On se retrouve, dans le milieu académique, dans un débat très répandu en politique, principalement à gauche : réformer ou révolutionner. Vaut-il mieux changer les choses de l’extérieur ou tenter de le faire de l’intérieur ? Les débats vifs entre le Parti socialiste et le PTB montrent que les réflexions très intéressantes de part et d’autre ne donnent que peu de réponses. Les révolutions ont apporté leurs lots d’inégalités et le réformisme n’a que rarement pesé bien lourd, avec le risque évident pour l’un comme pour l’autre de se perdre en chemin.
Mais, alors, comment changer la vision de la gestion ?
Nous partageons les constats des uns et des autres. Nous nous interrogeons nous-mêmes quand nous voyons que la recherche en économie sociale est entre les mains quasi exclusives d’économistes, même si ceux-ci sont parfois et même souvent très éloignés des visions néolibérales de l’économie. En prolongement, quand on échange sur l’évaluation d’impact social[1], la plupart des interlocuteurs sont des professionnels ou des enseignants en gestion et en économie. Leurs visions sont intéressantes et pertinentes, mais cela manque clairement de diversité, d’analyses variées, de prise en compte d’autres réalités. Où sont les sociologues, les anthropologues, les psychologues (sociaux notamment), les historiens, les politologues, les linguistes, les communicants, les philosophes…
C’est avant tout et surtout de cela dont nous manquons pour penser et agir autrement, pour transformer le modèle économique dominant. On a un besoin criant que ces spécialités, ces facultés s’investissent pleinement dans les réflexions et les analyses pour donner d’autres dimensions à l’économie, à la gestion, à l’économie sociale. Finalement, faire de l’économie et de la gestion des facultés à part est dommageable parce que ces disciplines traitent ces matières comme désinvesties des autres dimensions.
Que serait la réflexion économique sans Max Weber, économiste et sociologue, son regard sur le capitalisme imprègne-t-il encore aujourd’hui ces deux domaines ?
Que serait l’économie sociale sans Karl Polyani et l’intégration des dimensions historiques et anthropologiques dans ses analyses ?
Que serait la critique du capitalisme sans l’économiste mais aussi philosophe, sociologue, historien, Karl Marx ?
Que serait l’actualisation des réflexions sur le capitalisme sans les apports du sociologue Luc Boltanski ?

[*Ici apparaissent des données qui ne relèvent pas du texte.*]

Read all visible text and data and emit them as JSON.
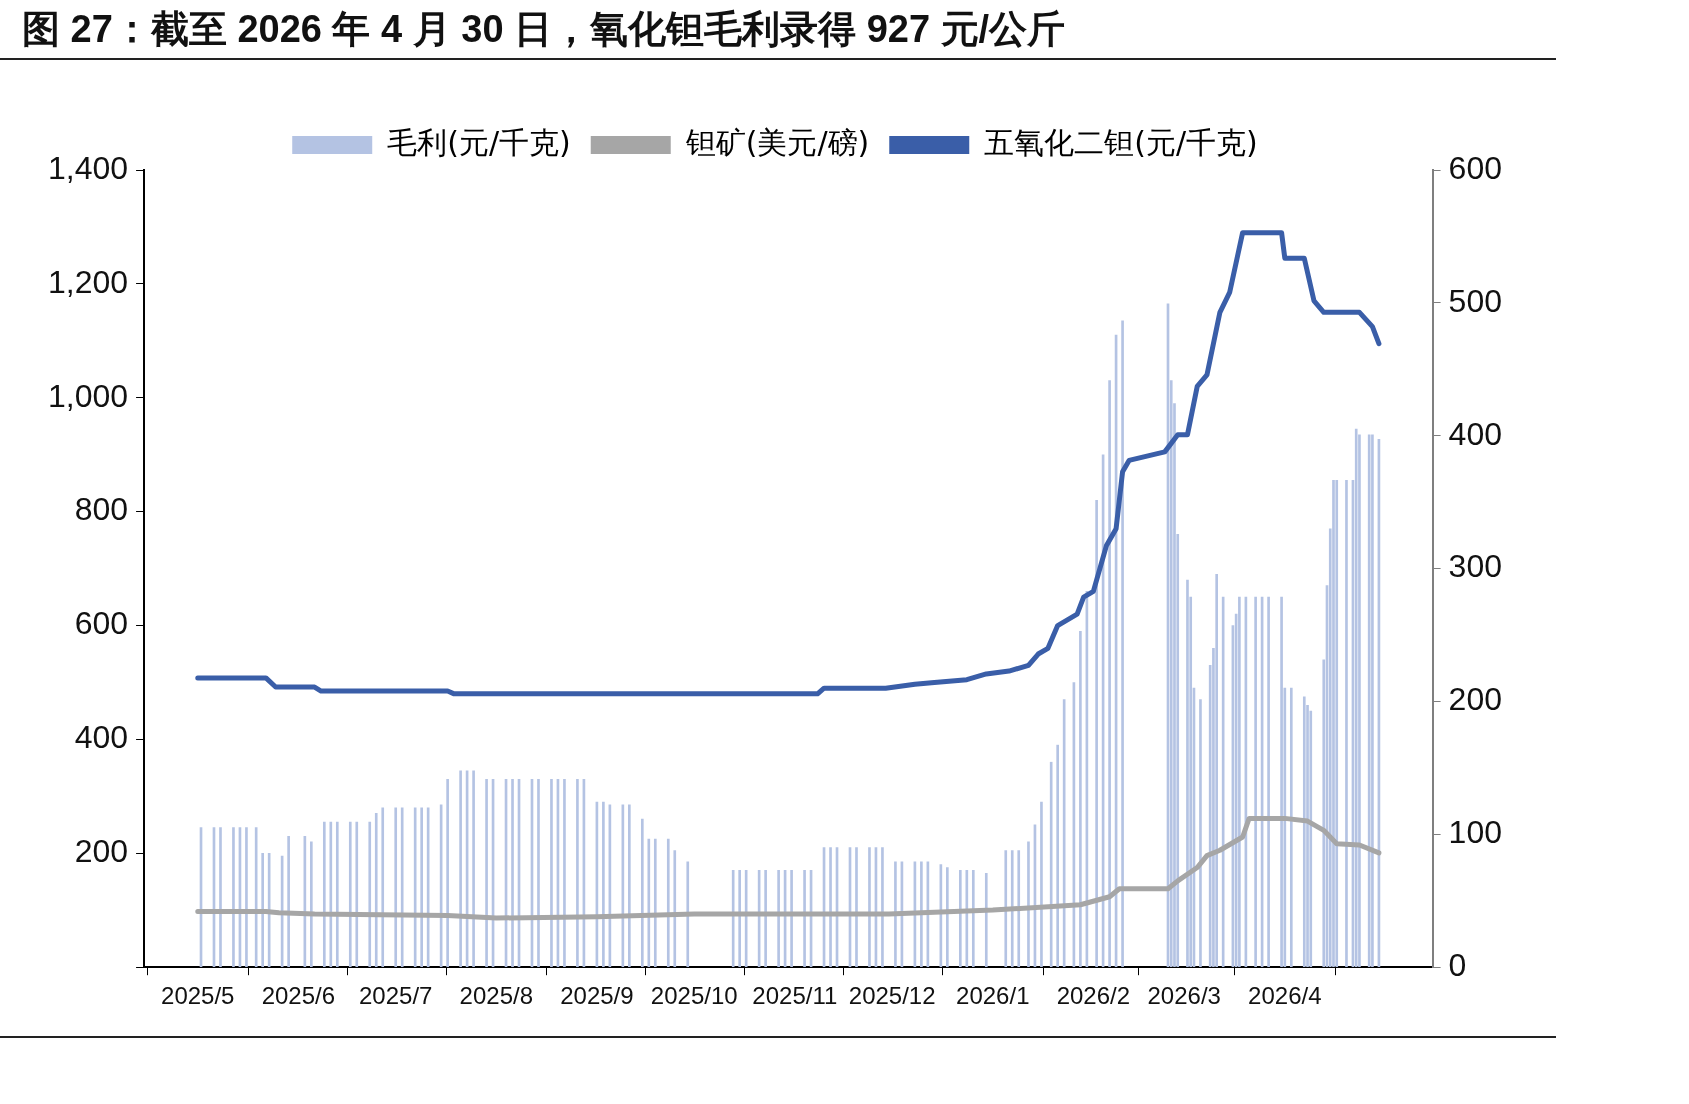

Que serait des critiques du monde du travail et de ses bullshit job ou de la dette sans l’anthropologue David Graeber ?
Cette liste est presque infinie[2].
Entre les deux options proposées en amont, il y a d’autres possibilités. Elles ne pourront exister qu’en valorisant le travail d’autres spécialités que l’économie ou la gestion, en se réappropriant l’économie et la gestion, y compris et surtout par des étudiants en recherche d’une instruction académique en pleine conscience des défis prochains et qui ne se résume pas à quelques chapitres dans un cours ou même à un seul cours, mais à une meilleure intégration, dans toutes les facultés, de la diversité de la pensée[3].
Joanne Clotuche – j.clotuche[@]saw-b.be
[1] Pour en savoir plus sur l’impact social : https://saw-b.be/evaluer-son-impact-social/
[2] La philosophe Isabelle Stengers, la politologue Isabelle Ferreras, le juriste Emmanuel Dockès, le philosophe Alexis Cuckier, le psychanalyste Roland Gori, l’anthropologue Anna Tsing, l’historien Jérôme Baschet, le philosophe Pascal Chabot, la biologiste Donna Haraway ou encore les auteurs d’œuvres littéraires Marielle Macé, Sandra Lucbert ou Antoine Wauters.
[3] Parfois, cette évolution est portée par des docteurs en économie ou en gestion qui ont intégré ces approches à leurs recherches et enseignements. Nous pensons par exemple à Philippe Eynaud ou Eve Chiapello.